How this fits into the bigger AI landscape
Persistent memory is the bridge between ephemeral question-answering and an AI that behaves like a long-term collaborator or assistant. Big tech developers are converging on memory layers because they make products feel more sticky, useful and differentiated. Microsoft’s move is in line with competitive changes across the industry, including similar capabilities in other mainstream assistants. But deployment choices — defaults, discoverability, administrative control and retention policies — will shape whether these memory-enabled assistants earn user trust or trigger regulatory backlash.Final verdict: useful, but handle with care
Microsoft’s addition of explicit memory controls for Copilot is a pragmatic, product-first step toward a more helpful assistant. The ability to say “Remember X” and “Forget Y” in plain language, plus a settings page to review stored memories, is an improvement in usability and puts basic control into users’ hands. For productivity-minded users and organizations, the feature can be a real time‑saver and make Copilot meaningfully more useful.At the same time, the move heightens privacy and safety risks that deserve careful mitigation. Data-security practices, clearer retention policies, better UI discoverability, stronger defaults and tighter safeguards around sensitive categories will be decisive in whether memory becomes a trust-builder or liability. Additionally, the medical and social implications of long-term emotional relationships with AI — the phenomenon sometimes referred to in media as “AI psychosis” — mean product teams should integrate mental‑health risk assessments and flagging mechanisms into companion experiences.

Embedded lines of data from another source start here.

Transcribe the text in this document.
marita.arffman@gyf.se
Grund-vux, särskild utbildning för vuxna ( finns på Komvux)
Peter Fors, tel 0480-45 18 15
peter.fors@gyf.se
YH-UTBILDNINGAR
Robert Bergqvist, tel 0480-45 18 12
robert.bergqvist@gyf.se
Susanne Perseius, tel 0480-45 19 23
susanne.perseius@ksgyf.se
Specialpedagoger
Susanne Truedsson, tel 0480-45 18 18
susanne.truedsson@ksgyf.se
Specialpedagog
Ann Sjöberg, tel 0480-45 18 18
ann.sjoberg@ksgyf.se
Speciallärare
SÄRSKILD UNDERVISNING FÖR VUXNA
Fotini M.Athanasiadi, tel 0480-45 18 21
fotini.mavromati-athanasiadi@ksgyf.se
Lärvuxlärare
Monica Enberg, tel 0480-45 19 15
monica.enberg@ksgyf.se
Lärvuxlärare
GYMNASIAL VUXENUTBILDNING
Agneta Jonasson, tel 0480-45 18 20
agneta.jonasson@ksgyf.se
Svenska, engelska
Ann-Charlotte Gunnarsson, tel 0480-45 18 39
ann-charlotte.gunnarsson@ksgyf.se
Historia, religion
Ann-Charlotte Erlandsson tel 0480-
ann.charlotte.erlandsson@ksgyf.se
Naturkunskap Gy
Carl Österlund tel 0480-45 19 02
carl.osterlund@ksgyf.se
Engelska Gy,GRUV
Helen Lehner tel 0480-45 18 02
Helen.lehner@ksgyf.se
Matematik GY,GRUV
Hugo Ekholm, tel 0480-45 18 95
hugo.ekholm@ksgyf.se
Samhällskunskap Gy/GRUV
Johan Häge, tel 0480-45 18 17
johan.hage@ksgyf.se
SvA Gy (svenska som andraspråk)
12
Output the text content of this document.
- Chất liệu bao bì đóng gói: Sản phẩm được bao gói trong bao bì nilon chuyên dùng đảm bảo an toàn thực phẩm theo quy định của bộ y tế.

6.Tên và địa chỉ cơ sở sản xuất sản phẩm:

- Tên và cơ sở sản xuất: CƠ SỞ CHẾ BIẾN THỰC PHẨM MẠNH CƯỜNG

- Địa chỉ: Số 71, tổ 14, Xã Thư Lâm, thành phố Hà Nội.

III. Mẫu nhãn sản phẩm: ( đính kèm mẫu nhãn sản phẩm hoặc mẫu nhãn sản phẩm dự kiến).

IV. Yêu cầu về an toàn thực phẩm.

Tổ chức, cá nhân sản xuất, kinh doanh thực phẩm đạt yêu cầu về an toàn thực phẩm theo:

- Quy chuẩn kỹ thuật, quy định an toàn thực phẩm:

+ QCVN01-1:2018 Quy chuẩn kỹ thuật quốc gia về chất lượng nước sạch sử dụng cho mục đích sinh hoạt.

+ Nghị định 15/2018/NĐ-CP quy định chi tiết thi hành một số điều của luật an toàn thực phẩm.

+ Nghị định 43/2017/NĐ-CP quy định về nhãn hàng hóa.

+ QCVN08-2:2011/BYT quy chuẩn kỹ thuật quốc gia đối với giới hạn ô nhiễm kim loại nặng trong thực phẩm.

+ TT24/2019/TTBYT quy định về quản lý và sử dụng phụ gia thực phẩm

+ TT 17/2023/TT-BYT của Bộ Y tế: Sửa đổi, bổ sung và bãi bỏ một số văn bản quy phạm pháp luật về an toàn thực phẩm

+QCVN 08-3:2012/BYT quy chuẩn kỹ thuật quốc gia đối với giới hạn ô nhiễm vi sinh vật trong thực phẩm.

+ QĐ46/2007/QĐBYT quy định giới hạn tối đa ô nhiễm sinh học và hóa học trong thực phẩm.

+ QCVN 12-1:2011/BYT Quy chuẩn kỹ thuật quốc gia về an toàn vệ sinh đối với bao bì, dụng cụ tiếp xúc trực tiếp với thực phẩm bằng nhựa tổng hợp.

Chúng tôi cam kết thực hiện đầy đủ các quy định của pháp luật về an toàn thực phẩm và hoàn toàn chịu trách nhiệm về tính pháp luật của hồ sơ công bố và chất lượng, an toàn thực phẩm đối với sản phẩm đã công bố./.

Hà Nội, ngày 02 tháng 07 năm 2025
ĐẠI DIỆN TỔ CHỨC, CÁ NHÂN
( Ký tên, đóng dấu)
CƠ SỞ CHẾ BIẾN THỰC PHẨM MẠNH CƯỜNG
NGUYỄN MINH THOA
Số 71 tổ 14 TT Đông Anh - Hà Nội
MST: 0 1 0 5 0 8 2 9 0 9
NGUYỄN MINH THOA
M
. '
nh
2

For users: if you enable Copilot memory, treat it like any other place you store personal data — audit what’s saved, limit highly sensitive entries, protect your account and use the “Forget” command when you need to cut ties. For admins and security teams: treat memory as a new data surface to manage, document policy for its use, and ensure eDiscovery and retention rules reflect the organization’s compliance obligations.
Microsoft’s memory update makes the assistant more human-like not by adding fiction, but by changing how it keeps track of the facts of your life. That change is powerful and practical — and it also requires a sober, ongoing commitment from vendors, regulators and users to manage the trade-offs between convenience and control.